Driving around I saw a church sign that said: "The gospel is free, you just need to receive it." Clearly free is not a good descriptor here. If it was free then you end up with a universalism which I'm sure is not the intent of the little Baptist church with that sign. So what is free about the gospel?
I actually think the opposite - the gospel is costly.
Not only does it cost receiving it - hardly a passive action. It involves investing your whole life into. Perhaps what bugs me about the free statement is that it promises something it cannot really deliver. What does it mean to receive the gospel? Does it mean some intellectual nod of the head at what God did with little following implications? That hardly fits with any evangelical doctrines of salvation I know about. I'm not advocating a works here - but rather a responsibility. The gospel isn't free, it will demand our whole lives. It is costly.
There is a cost that is paid for - at least in terms of substitutionary atonement - but that is not the part of the gospel that I think we are trying to get at. We are not trying to compare God's cost against ours and say that in comparison what we have to do is pretty much free. I doubt that. In fact if anything the command to take up our own crosses implies that the gospel has the same potential (cost-wise) as it did for Jesus. It could very well demand out lives.
Why do we want it to be stripped of this cost? Do we think that a costly gospel is less appealing? Maybe we sugar coat the gospel and tell people lies like "God has a wonderful plan for your life" in order to con them into the Kingdom. It doesn't work. A costless gospel is not a gospel at all. It is a fatalism, an easy believism, that is not good news at all. What I mean by this is that it is not good news because it has no ability to do anything in the world except lull individuals into a false sense of security. If the gospel is really good news it has to be good news for the whole of creation, anything less undersells God and turns the gospel into a farce.
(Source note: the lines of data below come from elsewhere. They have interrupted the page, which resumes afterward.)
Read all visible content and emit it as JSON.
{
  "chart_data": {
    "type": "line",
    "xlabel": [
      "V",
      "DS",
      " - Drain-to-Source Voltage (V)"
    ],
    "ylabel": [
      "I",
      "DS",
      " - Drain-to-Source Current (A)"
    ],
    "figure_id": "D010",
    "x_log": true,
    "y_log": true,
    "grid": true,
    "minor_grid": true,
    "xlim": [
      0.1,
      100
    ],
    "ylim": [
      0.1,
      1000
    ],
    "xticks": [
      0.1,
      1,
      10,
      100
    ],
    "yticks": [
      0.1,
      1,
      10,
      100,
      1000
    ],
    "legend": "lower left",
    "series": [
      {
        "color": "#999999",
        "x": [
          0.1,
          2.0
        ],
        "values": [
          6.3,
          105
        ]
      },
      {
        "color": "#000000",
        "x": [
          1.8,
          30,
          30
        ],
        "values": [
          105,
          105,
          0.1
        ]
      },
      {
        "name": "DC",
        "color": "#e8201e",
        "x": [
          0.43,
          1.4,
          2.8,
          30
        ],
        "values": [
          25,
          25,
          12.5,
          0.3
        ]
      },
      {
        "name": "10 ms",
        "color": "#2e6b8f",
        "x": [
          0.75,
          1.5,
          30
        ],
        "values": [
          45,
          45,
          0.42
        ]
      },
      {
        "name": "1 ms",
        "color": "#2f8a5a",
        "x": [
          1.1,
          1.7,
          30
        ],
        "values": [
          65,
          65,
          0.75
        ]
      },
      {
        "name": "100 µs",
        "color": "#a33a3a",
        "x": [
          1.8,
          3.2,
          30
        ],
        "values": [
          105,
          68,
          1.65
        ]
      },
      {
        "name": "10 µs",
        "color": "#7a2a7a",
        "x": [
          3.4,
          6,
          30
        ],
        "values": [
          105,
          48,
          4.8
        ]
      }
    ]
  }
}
I think we should drop the lame slogans and return to a costly gospel. That pearl of great price that once you find you are willing to give up everything for. A free gospel is really only worth the price you paid for it - nothing. I have a hard time believing that Jesus would be willing to lay down his life for something so meaningless as a so-called free gospel.
I think the only sense in which we might be able to talk about a free gospel is in terms of money - but even there the gospel makes huge demands on us. Sure I can offer it to you without charging you money. But what I'm offering, when I present the gospel, really demands your everything. And you can bet that will impact your pocketbook at some point. The gospel is costly. I'm actually quite ok with that. Only a costly gospel is worthy of the God who is willing to risk everything for us.